The nephew held her by the hipbones and the uncle humped her leg the way a dog might. Tess felt something at her back, something much too hard to be part of anyone’s anatomy. A knife.
The uncle released her hand, and the two stepped away from her so quickly she almost fell. She wished her hand wasn’t shaking as she unlocked her door, but her fear made them happy, so perhaps it wasn’t a bad thing.
Uncle Pete blocked her car door with his body, placed his grubby hand on the side of her neck, as if to caress her. “I usually let him do the girls,” he said, jerking his head toward Repete. “He likes it better. But I’m willing to make an exception in your case.”

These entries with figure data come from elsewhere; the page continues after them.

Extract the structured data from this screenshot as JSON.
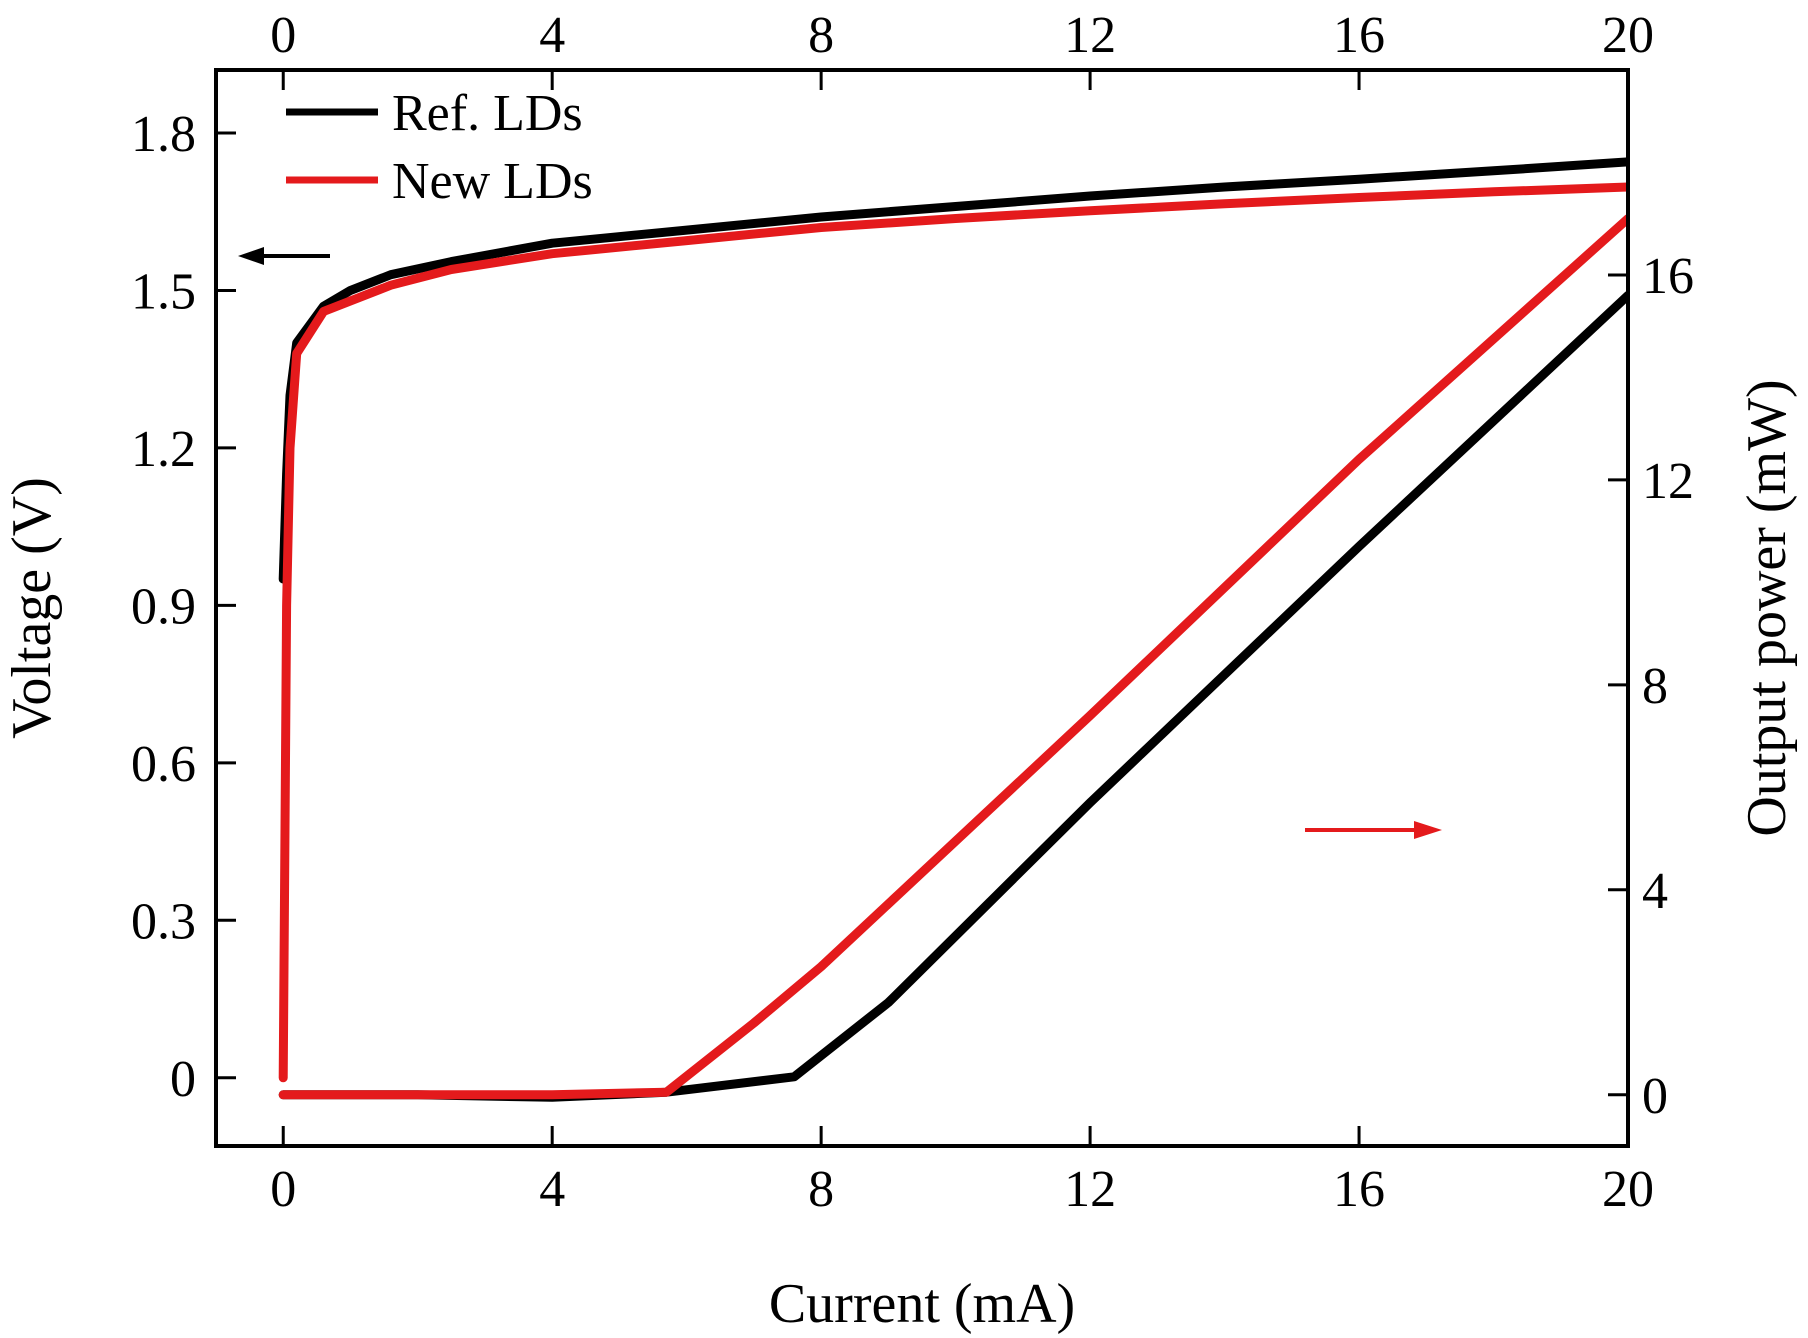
{
  "chart_data": {
    "type": "line",
    "xlabel": "Current (mA)",
    "ylabel_left": "Voltage (V)",
    "ylabel_right": "Output power (mW)",
    "xlim": [
      -1,
      20
    ],
    "ylim_left": [
      -0.13,
      1.92
    ],
    "ylim_right": [
      -1,
      20
    ],
    "x_ticks": [
      0,
      4,
      8,
      12,
      16,
      20
    ],
    "x_tick_labels": [
      "0",
      "4",
      "8",
      "12",
      "16",
      "20"
    ],
    "top_x_ticks": [
      0,
      4,
      8,
      12,
      16,
      20
    ],
    "top_x_tick_labels": [
      "0",
      "4",
      "8",
      "12",
      "16",
      "20"
    ],
    "y_left_ticks": [
      0,
      0.3,
      0.6,
      0.9,
      1.2,
      1.5,
      1.8
    ],
    "y_left_tick_labels": [
      "0",
      "0.3",
      "0.6",
      "0.9",
      "1.2",
      "1.5",
      "1.8"
    ],
    "y_right_ticks": [
      0,
      4,
      8,
      12,
      16
    ],
    "y_right_tick_labels": [
      "0",
      "4",
      "8",
      "12",
      "16"
    ],
    "grid": false,
    "legend": {
      "position": "top-left"
    },
    "series": [
      {
        "name": "Ref. LDs",
        "color": "#000000",
        "axis": "left",
        "x": [
          0,
          0.05,
          0.1,
          0.2,
          0.6,
          1.0,
          1.6,
          2.5,
          4,
          6,
          8,
          10,
          12,
          14,
          16,
          18,
          20
        ],
        "y": [
          0.95,
          1.15,
          1.3,
          1.4,
          1.47,
          1.5,
          1.53,
          1.555,
          1.59,
          1.615,
          1.64,
          1.66,
          1.68,
          1.697,
          1.712,
          1.728,
          1.745
        ]
      },
      {
        "name": "New LDs",
        "color": "#e41a1c",
        "axis": "left",
        "x": [
          0,
          0.05,
          0.1,
          0.2,
          0.6,
          1.0,
          1.6,
          2.5,
          4,
          6,
          8,
          10,
          12,
          14,
          16,
          18,
          20
        ],
        "y": [
          0.0,
          0.9,
          1.2,
          1.38,
          1.46,
          1.48,
          1.51,
          1.54,
          1.57,
          1.595,
          1.62,
          1.637,
          1.652,
          1.665,
          1.677,
          1.688,
          1.697
        ]
      },
      {
        "legend": false,
        "color": "#000000",
        "axis": "right",
        "x": [
          0,
          2,
          4,
          5.7,
          7.6,
          9,
          12,
          16,
          20
        ],
        "y": [
          0,
          0,
          -0.05,
          0.05,
          0.35,
          1.8,
          5.7,
          10.7,
          15.6
        ]
      },
      {
        "legend": false,
        "color": "#e41a1c",
        "axis": "right",
        "x": [
          0,
          2,
          4,
          5.7,
          7,
          8,
          12,
          16,
          20
        ],
        "y": [
          0,
          0,
          0,
          0.05,
          1.4,
          2.5,
          7.4,
          12.4,
          17.1
        ]
      }
    ],
    "annotations": [
      {
        "type": "arrow",
        "direction": "left",
        "color": "#000000",
        "points_to_axis": "left"
      },
      {
        "type": "arrow",
        "direction": "right",
        "color": "#e41a1c",
        "points_to_axis": "right"
      }
    ]
  }
}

Tess nodded, past caring. Pete stepped back and she turned the key, but nothing happened. She didn’t have her foot on the clutch. She tried again, the car started and she began to drive, mindlessly following the one-way streets, until she realized she was on Frederick Road, headed away from the city, toward her parents’ house in Ten Hills. She turned around, but lost her way, caught by the neighborhood’s triangles and diagonals. Funny, she knew Southwest Baltimore well, or thought she did. She got her bearings by pointing her car toward the ballpark and the purple accents of Ravens Stadium.
Harbor Court
, she reminded herself,
I have to go to Harbor Court
. Her legs were shaking so hard that she had trouble with the play on her clutch, and the car kept stalling out.
Once downtown, she pulled into the first parking garage she saw, although she was several blocks shy of the hotel. She ran across Pratt Street and through Harbor-place, where children waited in line at Santa’s candy cane house. The child on Santa’s lap was crying, of course. The child on Santa’s lap always cried. Only the nonbelievers got through the meeting with any nonchalance, using the tradition to manipulate parents toward the right purchases. Santa Claus and clowns—why couldn’t adults remember their own terror at these suspicious characters, why did they allow these red-nosed men to thrust their faces at children, who grew up and repeated the mistake? Repeated all the same mistakes, straight down the line, generation after generation.
Tess was shaking so hard now that she had to sit down,
if only for a minute. She’d still make Harbor Court, she told herself. Tea was not a rushed affair, they’d still be there. She sat on a bench facing the water, hugged her knees, and began sobbing so recklessly and unself-consciously that the children in Santa’s line turned to watch with something akin to admiration.